Leading by example, honoring commitments

Recommendations for the Biden Administration to Uphold Refugee Law at Home  

Two years since President Biden took office, his administration has taken some important initial steps toward ending Trump administration policies that subvert refugee law and endanger the lives of people seeking asylum. These steps include President Biden’s February 2021 executive order directing review of Trump administration policies, the Secretary of Homeland Security’s termination and re-termination of the notorious Remain in Mexico (RMX) policy, and the Centers for Disease Control and Prevention’s (CDC) April 2022 order directing an end to the Title 42 “public health” order used to expel and block people seeking refugee protection at the border.

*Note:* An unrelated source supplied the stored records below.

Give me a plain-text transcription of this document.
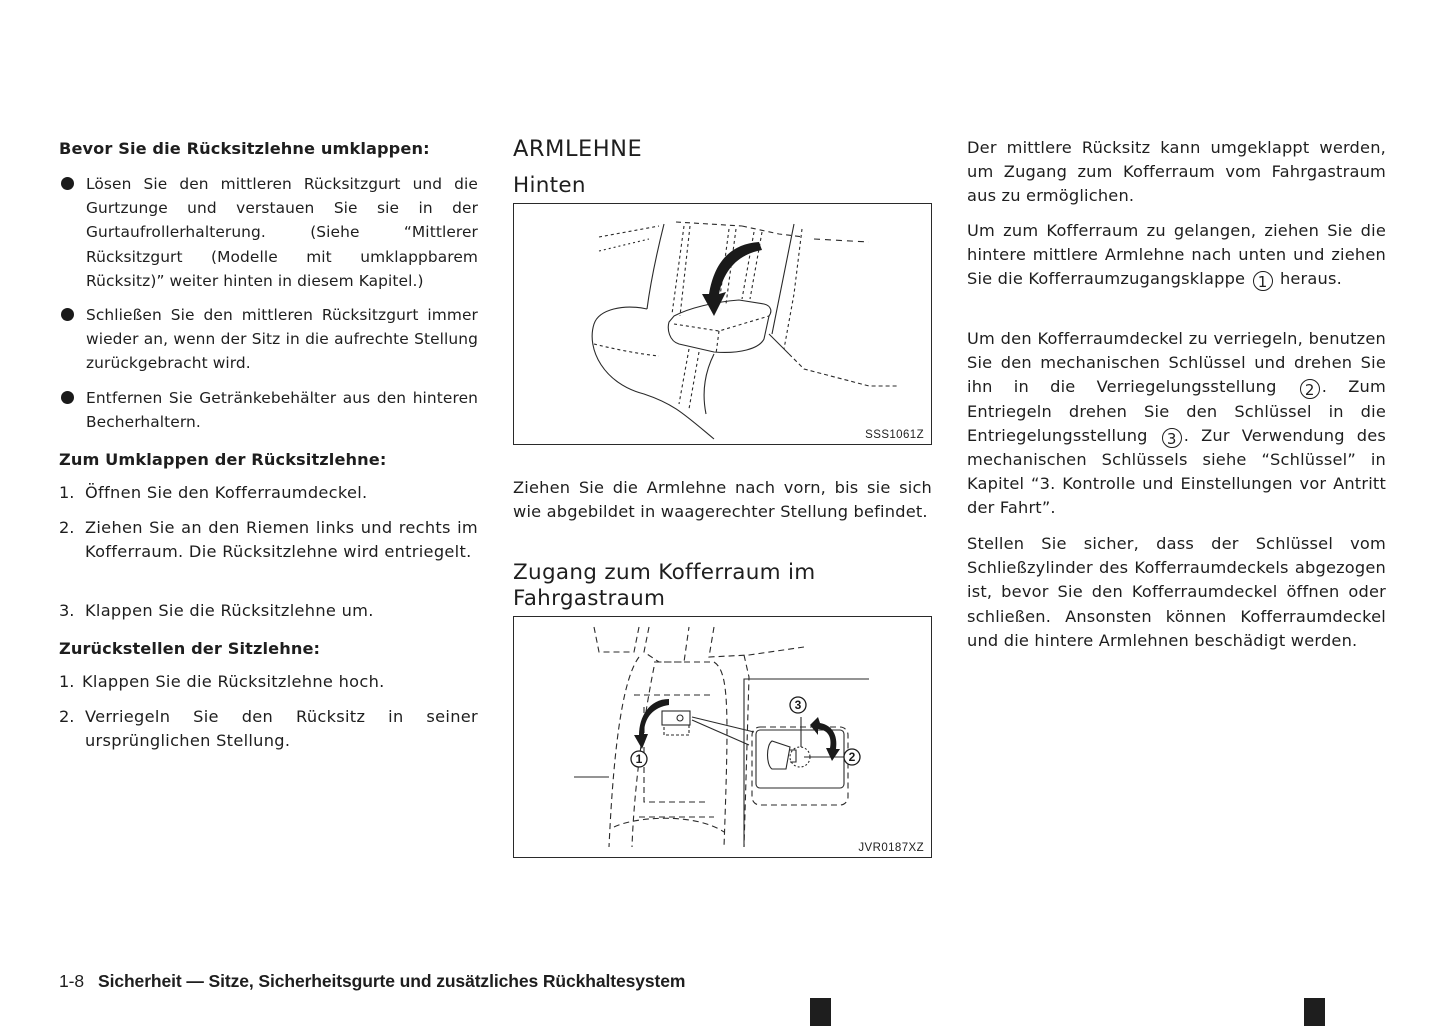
Bevor Sie die Rücksitzlehne umklappen:
Lösen Sie den mittleren Rücksitzgurt und die Gurtzunge und verstauen Sie sie in der Gurtaufrollerhalterung. (Siehe “Mittlerer Rücksitzgurt (Modelle mit umklappbarem Rücksitz)” weiter hinten in diesem Kapitel.)
Schließen Sie den mittleren Rücksitzgurt immer wieder an, wenn der Sitz in die aufrechte Stellung zurückgebracht wird.
Entfernen Sie Getränkebehälter aus den hinteren Becherhaltern.
Zum Umklappen der Rücksitzlehne:
1. Öffnen Sie den Kofferraumdeckel.
2. Ziehen Sie an den Riemen links und rechts im Kofferraum. Die Rücksitzlehne wird entriegelt.
3. Klappen Sie die Rücksitzlehne um.
Zurückstellen der Sitzlehne:
1. Klappen Sie die Rücksitzlehne hoch.
2. Verriegeln Sie den Rücksitz in seiner ursprünglichen Stellung.
ARMLEHNE
Hinten
SSS1061Z

Ziehen Sie die Armlehne nach vorn, bis sie sich wie abgebildet in waagerechter Stellung befindet.

Zugang zum Kofferraum im Fahrgastraum
1	2
3
JVR0187XZ

Der mittlere Rücksitz kann umgeklappt werden, um Zugang zum Kofferraum vom Fahrgastraum aus zu ermöglichen.

Um zum Kofferraum zu gelangen, ziehen Sie die hintere mittlere Armlehne nach unten und ziehen Sie die Kofferraumzugangsklappe 1 heraus.

Um den Kofferraumdeckel zu verriegeln, benutzen Sie den mechanischen Schlüssel und drehen Sie ihn in die Verriegelungsstellung 2 . Zum Entriegeln drehen Sie den Schlüssel in die Entriegelungsstellung 3 . Zur Verwendung des mechanischen Schlüssels siehe “Schlüssel” in Kapitel “3. Kontrolle und Einstellungen vor Antritt der Fahrt”.

Stellen Sie sicher, dass der Schlüssel vom Schließzylinder des Kofferraumdeckels abgezogen ist, bevor Sie den Kofferraumdeckel öffnen oder schließen. Ansonsten können Kofferraumdeckel und die hintere Armlehnen beschädigt werden.

1-8 Sicherheit — Sitze, Sicherheitsgurte und zusätzliches Rückhaltesystem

Despite these steps forward, some of the most damaging and dysfunctional Trump administration policies have continued in force or on the books due to lawsuits filed by state politicians aligned with the prior administration, slow-paced U.S. agency regulatory action, and damaging steps backward by the Biden administration to expand and propose use of Trump policies in the face of border arrivals and orchestrated, politically driven anti-immigrant rhetoric. In advance of the November 2022 mid-term elections, the Biden administration expanded its use of the Trump-initiated Title 42 policy to turn away Venezuelans and used its creation of a new parole initiative for Venezuelans to try to justify this denial of access to asylum — a move that promptly triggered condemnation by the U.N. Refugee Agency (UNHCR), the International Organization for Migration (IOM), and UNICEF. On January 5, 2023, the Biden administration announced a new parole initiative for nationals of Cuba, Haiti, Nicaragua and Venezuela but — again — improperly accompanied this positive initiative with the expansion of use of Title 42 to expel nationals of all four countries without allowing them to seek asylum.

Simultaneously, the Biden administration announced alarming plans to propose an asylum ban — an approach repeatedly initiated by the Trump administration and repeatedly found unlawful by the courts. During the year that the Trump administration’s transit ban was in effect, it resulted in the denial of asylum to refugees with well-founded fears of persecution, the separation of families, and deprivation of a path to citizenship for refugees left only with withholding of removal due to the transit ban. Moving ahead with this misguided approach would breach President Biden’s campaign promise to end restrictions on asylum seekers traveling through other countries, and endanger many Black, Brown, Indigenous, LGBTQ+ and other asylum seekers. More broadly, the Biden administration’s approach of inflicting “consequences” or using a “stick” (in addition to the “carrot” of parole) on people who cross the border to seek asylum is both deeply dehumanizing and a blatant subversion of human rights and refugee law prohibitions against such penalties.